How It Works
Wundervault handles both sides of secret sharing. One-time secrets are encrypted in your browser, sent via link and passphrase, and permanently destroyed the moment they're read — the server never sees the key. Vault secrets are stored in a zero-knowledge vault your dashboard and AI agents can access long-term, with biometric unlock and a full audit log. Neither mode gives the server any key material.
The Problem
When you need to share a password, API key, or sensitive message, you have limited options: email it (forever stored on servers), use a shared document (access logs, copies), or chat it (backed up, searchable). Everything leaves a permanent record.
Wundervault solves this by making the secret unreadable until it reaches the right person — and then it disappears.
Step by Step
One-Time Secrets
No account required. Secret is destroyed permanently on first read.
Vault Secrets
Account required. Secrets persist until you delete them. Accessible from your dashboard and by AI agents via API.
Two Types of Secrets
Wundervault handles secrets differently depending on whether you need them to disappear after reading or stay available long-term.
| One-Time Secret | Vault Secret | |
|---|---|---|
| Best for | Passwords, keys, messages shared once | API keys, credentials, config you reuse |
| Account | Not required | Login required |
| Encryption | Client-side, server-blind | Client-side, zero server-side key material |
| Access | Link + passphrase | Dashboard + optional WebAuthn biometric |
| Lifetime | Burns after first read or TTL | Until you delete or rotate |
| Share with agents | Yes — share the link & passphrase with the agent | Yes — scoped REST API & MCP |
Use Cases
DevOps Share production credentials with a contractor for a one-time deployment.

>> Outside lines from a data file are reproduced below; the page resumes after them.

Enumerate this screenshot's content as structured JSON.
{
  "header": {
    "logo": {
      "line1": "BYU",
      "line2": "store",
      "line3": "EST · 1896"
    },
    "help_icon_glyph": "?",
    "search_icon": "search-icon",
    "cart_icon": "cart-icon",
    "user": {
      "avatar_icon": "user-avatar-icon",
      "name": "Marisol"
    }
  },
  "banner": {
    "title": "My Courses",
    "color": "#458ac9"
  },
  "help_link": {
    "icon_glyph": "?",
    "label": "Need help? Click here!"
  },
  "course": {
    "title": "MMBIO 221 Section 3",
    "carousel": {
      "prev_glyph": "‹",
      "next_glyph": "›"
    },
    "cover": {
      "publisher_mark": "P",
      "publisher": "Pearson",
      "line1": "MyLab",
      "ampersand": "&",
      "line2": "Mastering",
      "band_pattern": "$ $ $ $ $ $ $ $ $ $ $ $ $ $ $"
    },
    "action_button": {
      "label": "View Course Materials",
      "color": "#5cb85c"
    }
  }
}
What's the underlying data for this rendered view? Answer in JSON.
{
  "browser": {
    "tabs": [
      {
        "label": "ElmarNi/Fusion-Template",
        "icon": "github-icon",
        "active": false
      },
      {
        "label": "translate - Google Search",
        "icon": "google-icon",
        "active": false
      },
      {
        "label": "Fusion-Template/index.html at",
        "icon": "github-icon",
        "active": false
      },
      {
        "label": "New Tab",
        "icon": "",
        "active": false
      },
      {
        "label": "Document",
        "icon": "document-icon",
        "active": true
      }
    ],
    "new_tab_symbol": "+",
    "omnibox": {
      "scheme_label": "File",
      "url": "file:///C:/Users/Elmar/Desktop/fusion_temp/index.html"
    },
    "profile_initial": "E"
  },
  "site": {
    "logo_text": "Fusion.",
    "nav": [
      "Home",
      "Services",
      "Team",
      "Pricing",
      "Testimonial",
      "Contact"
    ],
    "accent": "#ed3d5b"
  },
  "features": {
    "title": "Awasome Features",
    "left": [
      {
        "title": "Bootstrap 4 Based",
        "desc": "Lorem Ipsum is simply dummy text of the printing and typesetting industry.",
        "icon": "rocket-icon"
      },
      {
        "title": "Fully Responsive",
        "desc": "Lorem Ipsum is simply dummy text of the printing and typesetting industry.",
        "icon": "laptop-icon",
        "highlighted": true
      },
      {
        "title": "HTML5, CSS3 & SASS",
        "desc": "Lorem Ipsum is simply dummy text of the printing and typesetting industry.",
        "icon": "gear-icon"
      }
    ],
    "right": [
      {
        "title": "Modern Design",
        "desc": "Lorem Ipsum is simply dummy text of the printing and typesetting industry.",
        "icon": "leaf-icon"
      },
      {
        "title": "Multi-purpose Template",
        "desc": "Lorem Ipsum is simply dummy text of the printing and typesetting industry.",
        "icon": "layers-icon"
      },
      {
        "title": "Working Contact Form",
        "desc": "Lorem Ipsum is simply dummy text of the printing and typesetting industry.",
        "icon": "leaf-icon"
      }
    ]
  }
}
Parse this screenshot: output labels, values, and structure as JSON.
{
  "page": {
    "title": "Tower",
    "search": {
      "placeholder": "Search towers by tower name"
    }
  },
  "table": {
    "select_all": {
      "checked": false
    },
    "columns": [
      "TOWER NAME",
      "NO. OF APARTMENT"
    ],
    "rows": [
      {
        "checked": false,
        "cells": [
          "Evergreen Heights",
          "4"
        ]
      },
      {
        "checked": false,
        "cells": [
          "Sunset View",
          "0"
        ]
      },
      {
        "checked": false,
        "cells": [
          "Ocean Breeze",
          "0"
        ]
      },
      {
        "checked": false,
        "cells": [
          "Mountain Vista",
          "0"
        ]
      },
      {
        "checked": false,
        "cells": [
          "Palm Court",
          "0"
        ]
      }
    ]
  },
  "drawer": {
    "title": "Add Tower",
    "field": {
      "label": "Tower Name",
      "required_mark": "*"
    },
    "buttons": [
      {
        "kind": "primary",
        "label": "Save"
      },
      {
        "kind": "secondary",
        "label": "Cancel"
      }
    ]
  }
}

Revoke access the moment the job is done.
Developers Pass API keys between agents and pipelines. The secret burns automatically after the pipeline reads it — no leaked keys in logs.
Security Share vulnerability details, incident reports, or access credentials with auditors. Everything expires. Nothing persists.
Everyone Send a one-time password, share a private document link, or send a message you know will be read once and never again.
How It Compares
Most secret-sharing tools send your plaintext to the server for encryption, store it, and hand it back. Wundervault encrypts in your browser before anything leaves your device — the server receives only ciphertext it cannot decrypt.
| Feature | Wundervault | Typical sharing tools |
|---|---|---|
| Encryption location | Browser (client-side) | Server-side |
| Server sees plaintext | Never | Before encryption |
| Persistent zero-knowledge vault | Yes | No |
| AI agent REST API & MCP | Yes | No |
| WebAuthn / biometric unlock | Yes | No |
| No account for one-time sharing | Yes | Usually yes |
The Encryption
Wundervault uses AES-256-GCM — the same standard used by governments and banks. Every secret gets its own unique nonce, ensuring that identical plaintexts produce different ciphertexts.
Encryption happens entirely in your browser via the Web Crypto API. Keys are derived from your passphrase using PBKDF2 at 600,000 iterations (OWASP recommended). The server never receives your key or plaintext — for one-time secrets it's completely server-blind; for vault secrets, zero server-side key material exists: the server stores only a hash commitment that verifies credentials without any decryption capability.
Rate Limits
To prevent brute-force attacks, Wundervault enforces rate limits: 20 secret creations and 30 retrieval attempts per IP per minute. These are generous for normal use and tight enough to make automated attacks impractical.